REMBANG – Polres Rembang membongkar kasus penyalahgunaan Narkotika jenis sabu-sabu di Desa Balongmulyo, Kecamatan Kragan.
Seorang tersangka pria dibekuk, kemudian mengembang ke tersangka lain, wanita hamil 8 bulan diduga sebagai pengedar, yang tak lain adalah isteri siri tersangka.
Dalam release kasus, hari Kamis (12 Maret 2026), Kasat Reserse Narkoba Polres Rembang, AKP Sakti Hermawan menjelaskan semula pihaknya menangkap NK (30 tahun), pria warga Desa Balongmulyo, Kecamatan Kragan, Kabupaten Rembang.
Dari tangan tersangka, Polisi mengamankan barang bukti sabu-sabu seberat 0,64 Gram.
“ Berada di dalam 3 klip plastik, kemudian ada pula 1 sedotan warna bening, korek api, sepeda motor, dan beberapa barang bukti lain. Perkara itu terungkap, berkat informasi masyarakat,” bebernya.
Dari hasil keterangan NK, barang itu disebutkan milik isterinya, berinisial JL (32 tahun), tercatat sebagai warga Kabupaten Kendal, namun tinggal di Desa Plawangan, Kecamatan Kragan, Kabupaten Rembang.
Tempat tinggal JL pun digeledah polisi. Hasilnya cukup mengejutkan, karena mereka menemukan barang bukti dalam jumlah besar, berupa 102,11 Gram dan 1,34 Gram sabu-sabu.
Barang ini dibungkus plastik hitam, diisolasi kertas dan dimasukkan ke dalam kardus, bertuliskan Lilin Cap Dua Merpati.
Pasangan tersebut selanjutnya diamankan ke Polres Rembang. Setibanya di Mapolres, sang wanita kembali mengakui masih ada sabu-sabu lain di dalam rumah NK sebanyak 23,24 Gram yang dibungkus tisu.

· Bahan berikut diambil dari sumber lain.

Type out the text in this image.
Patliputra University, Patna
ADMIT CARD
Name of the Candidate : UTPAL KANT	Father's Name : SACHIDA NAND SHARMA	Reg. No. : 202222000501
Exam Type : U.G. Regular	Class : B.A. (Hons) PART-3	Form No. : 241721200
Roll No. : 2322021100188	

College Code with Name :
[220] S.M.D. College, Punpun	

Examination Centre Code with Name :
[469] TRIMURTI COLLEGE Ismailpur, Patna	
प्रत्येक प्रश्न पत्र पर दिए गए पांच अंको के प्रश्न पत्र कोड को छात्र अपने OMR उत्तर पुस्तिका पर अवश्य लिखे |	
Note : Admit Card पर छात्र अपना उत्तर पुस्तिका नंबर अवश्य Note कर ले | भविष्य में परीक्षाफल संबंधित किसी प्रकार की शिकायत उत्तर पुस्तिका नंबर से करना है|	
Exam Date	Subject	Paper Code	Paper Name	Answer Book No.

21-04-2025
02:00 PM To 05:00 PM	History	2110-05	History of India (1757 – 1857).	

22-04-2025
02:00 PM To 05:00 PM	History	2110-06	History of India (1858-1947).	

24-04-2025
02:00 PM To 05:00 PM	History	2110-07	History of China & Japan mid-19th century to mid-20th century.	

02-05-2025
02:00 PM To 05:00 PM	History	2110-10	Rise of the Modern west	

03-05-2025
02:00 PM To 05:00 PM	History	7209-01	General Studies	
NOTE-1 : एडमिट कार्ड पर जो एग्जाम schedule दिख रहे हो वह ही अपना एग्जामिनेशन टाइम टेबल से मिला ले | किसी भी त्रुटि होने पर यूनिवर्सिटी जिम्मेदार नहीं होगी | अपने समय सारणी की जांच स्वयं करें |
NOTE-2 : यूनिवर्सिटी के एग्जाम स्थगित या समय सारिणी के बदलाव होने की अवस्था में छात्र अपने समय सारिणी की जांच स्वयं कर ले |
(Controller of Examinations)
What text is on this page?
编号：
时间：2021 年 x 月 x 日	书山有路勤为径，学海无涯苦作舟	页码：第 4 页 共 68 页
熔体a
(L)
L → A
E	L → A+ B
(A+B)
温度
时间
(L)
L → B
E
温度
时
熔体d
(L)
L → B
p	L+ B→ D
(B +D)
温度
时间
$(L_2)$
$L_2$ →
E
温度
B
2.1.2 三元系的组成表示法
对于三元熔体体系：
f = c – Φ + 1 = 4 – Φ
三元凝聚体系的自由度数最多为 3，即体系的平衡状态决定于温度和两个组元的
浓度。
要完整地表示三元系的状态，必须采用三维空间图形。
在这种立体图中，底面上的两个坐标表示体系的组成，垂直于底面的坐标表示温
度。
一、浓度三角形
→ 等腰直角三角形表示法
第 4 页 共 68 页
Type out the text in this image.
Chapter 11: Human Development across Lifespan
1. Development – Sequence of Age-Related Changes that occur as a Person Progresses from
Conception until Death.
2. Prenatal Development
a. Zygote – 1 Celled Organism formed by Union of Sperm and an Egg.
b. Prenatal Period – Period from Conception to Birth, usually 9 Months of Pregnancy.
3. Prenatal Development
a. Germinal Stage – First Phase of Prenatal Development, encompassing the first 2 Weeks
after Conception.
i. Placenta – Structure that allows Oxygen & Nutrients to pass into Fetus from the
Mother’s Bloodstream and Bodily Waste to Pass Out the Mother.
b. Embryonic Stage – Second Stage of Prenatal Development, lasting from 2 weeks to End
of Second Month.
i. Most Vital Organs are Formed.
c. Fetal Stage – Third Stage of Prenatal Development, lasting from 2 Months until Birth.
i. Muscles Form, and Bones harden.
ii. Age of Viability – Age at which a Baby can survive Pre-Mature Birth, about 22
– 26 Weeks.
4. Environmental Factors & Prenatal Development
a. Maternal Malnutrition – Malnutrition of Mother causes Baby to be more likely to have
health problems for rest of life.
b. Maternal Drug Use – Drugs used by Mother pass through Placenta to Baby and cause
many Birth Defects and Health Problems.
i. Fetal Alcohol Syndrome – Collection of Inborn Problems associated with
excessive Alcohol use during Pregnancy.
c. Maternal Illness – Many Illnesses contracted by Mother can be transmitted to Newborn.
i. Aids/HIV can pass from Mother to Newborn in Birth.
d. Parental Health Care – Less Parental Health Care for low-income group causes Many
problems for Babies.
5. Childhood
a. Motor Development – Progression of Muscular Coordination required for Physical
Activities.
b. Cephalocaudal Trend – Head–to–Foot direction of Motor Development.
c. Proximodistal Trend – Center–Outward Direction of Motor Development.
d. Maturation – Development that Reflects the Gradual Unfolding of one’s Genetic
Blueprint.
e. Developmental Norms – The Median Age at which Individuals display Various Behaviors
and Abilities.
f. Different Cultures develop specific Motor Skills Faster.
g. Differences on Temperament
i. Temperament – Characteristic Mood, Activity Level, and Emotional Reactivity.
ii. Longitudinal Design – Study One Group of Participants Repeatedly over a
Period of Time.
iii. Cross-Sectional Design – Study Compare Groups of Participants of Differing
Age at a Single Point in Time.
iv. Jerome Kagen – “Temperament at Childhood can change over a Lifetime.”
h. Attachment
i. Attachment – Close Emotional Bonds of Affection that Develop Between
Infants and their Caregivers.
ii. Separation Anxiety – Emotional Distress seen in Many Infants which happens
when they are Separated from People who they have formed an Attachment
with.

“ Barang bukti susulan, kita amankan lagi. Barang bukti lain, berupa timbangan dan sedotan. Dua TKP ini kita ungkap pada tanggal 02 Maret 2026. Kami masih melakukan pengembangan, terkait asal-usul barang,” imbuhnya.
Diduga kuat, sang wanita berinisial JL merupakan pengedar Narkoba yang memiliki pelanggan lintas kabupaten. Namun ia termasuk cerdik, karena tiap bertransaksi, tidak langsung bertemu dengan pembeli, untuk menyulitkan pantauan aparat. Tiap 1 gram sabu-sabu, dijual antara Rp 200 – 400 Ribu.
“ Barang ditaruh di suatu tempat, difoto, lalu ia kirimkan maps lokasinya. Habis itu, baru diambil oleh pembeli,” kata Sakti.
Temuan sabu-sabu tersebut, sekaligus memecahkan rekor menjadi barang bukti terbanyak di jajaran Polres Rembang selama ini.
Sementara itu, Kapolres Rembang, AKBP Muhammad Faisal Pratama mengimbau masyarakat lebih peduli terhadap perkembangan situasi lingkungan sekitar.
“ Apabila menjumpai hal-hal yang mengarah pada penyalahgunaan Narkoba, mohon bisa memberikan informasi kepada kami. Call Center 110, bisa dimanfaatkan, karena lebih mudah,” tandas Kapolres.
Keduanya dijerat pasal 114 Undang-Undang Narkotika, dengan ancaman hukuman minimal 5 tahun dan maksimal 20 tahun penjara.
Saat ini, tersangka laki-laki berada di sel Mapolres Rembang, sedangkan penahanan tersangka perempuan dititipkan di Rutan Rembang.